In those situations, management will want to consider the controls related to those location- or business unit–specific risks.

3. Low-risk locations or business units. Some of the controls that operate at an individual location or business unit may be related to risks that are relatively low, based on experience and prior testing. In addition, the relative size of some locations in terms of assets, liabilities, and contribution of profit may be very small and the locations pose no specific risks such as are sometimes identified when they are engaged in specific risk activities, such as currency trading or investing in derivative financial instruments. In those situations, management may determine that evidence about the operation of those controls gained through self-assessment and ongoing monitoring activities, when combined with the evidence derived from centralized controls, may be sufficient. However, recall the warning raised earlier regarding understated balances providing a false comfort about the insignificance of the account, balance, or location.

When making risk-based judgments about multiple locations or business units, keep in mind that the three types of risks and controls just described are not mutually exclusive.

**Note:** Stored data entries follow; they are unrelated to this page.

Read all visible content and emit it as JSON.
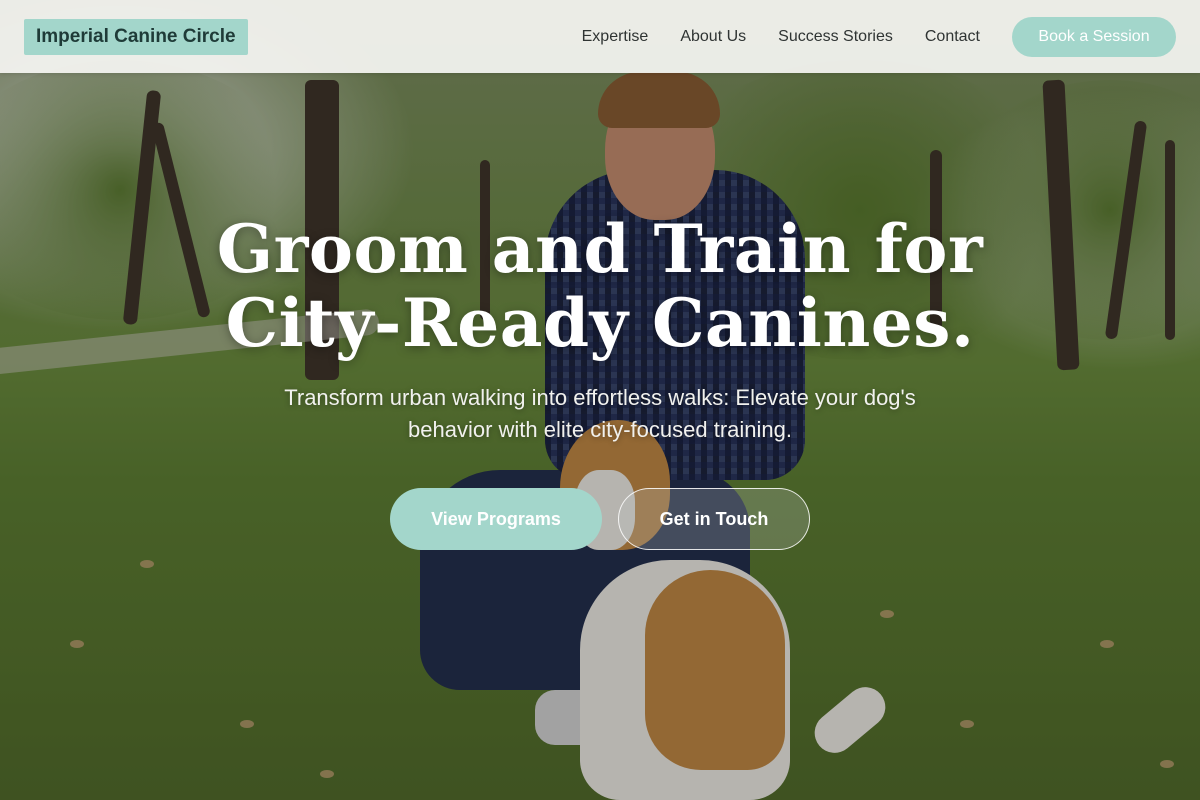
{
  "header": {
    "brand": "Imperial Canine Circle",
    "nav": [
      "Expertise",
      "About Us",
      "Success Stories",
      "Contact"
    ],
    "cta_label": "Book a Session"
  },
  "hero": {
    "headline_line1": "Groom and Train for",
    "headline_line2": "City-Ready Canines.",
    "subtitle": "Transform urban walking into effortless walks: Elevate your dog's behavior with elite city-focused training.",
    "primary_button": "View Programs",
    "secondary_button": "Get in Touch",
    "background_image": "person-training-dog-in-park"
  },
  "colors": {
    "accent": "#a3d6cb",
    "brand_text": "#1f3b38",
    "nav_text": "#2f3433",
    "header_bg": "#f5f5f2"
  }
}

You should evaluate risk for each financial reporting element, not for the location or business unit as a whole.

The SEC, in Release 33-8810, provides specific warning about wholesale assessments in the context of evidence examination, but the implications are clear for all risk assessments by all entities:

Management should generally consider the risk characteristics of the controls for each financial reporting element, rather than making a single judgment for all controls at that location when deciding whether the nature and extent of evidence is sufficient. (p. 33)

Some implications:

• You probably should identify those business units where common controls can be considered as one population of entity level and activity level controls from which a common conclusion can be reached.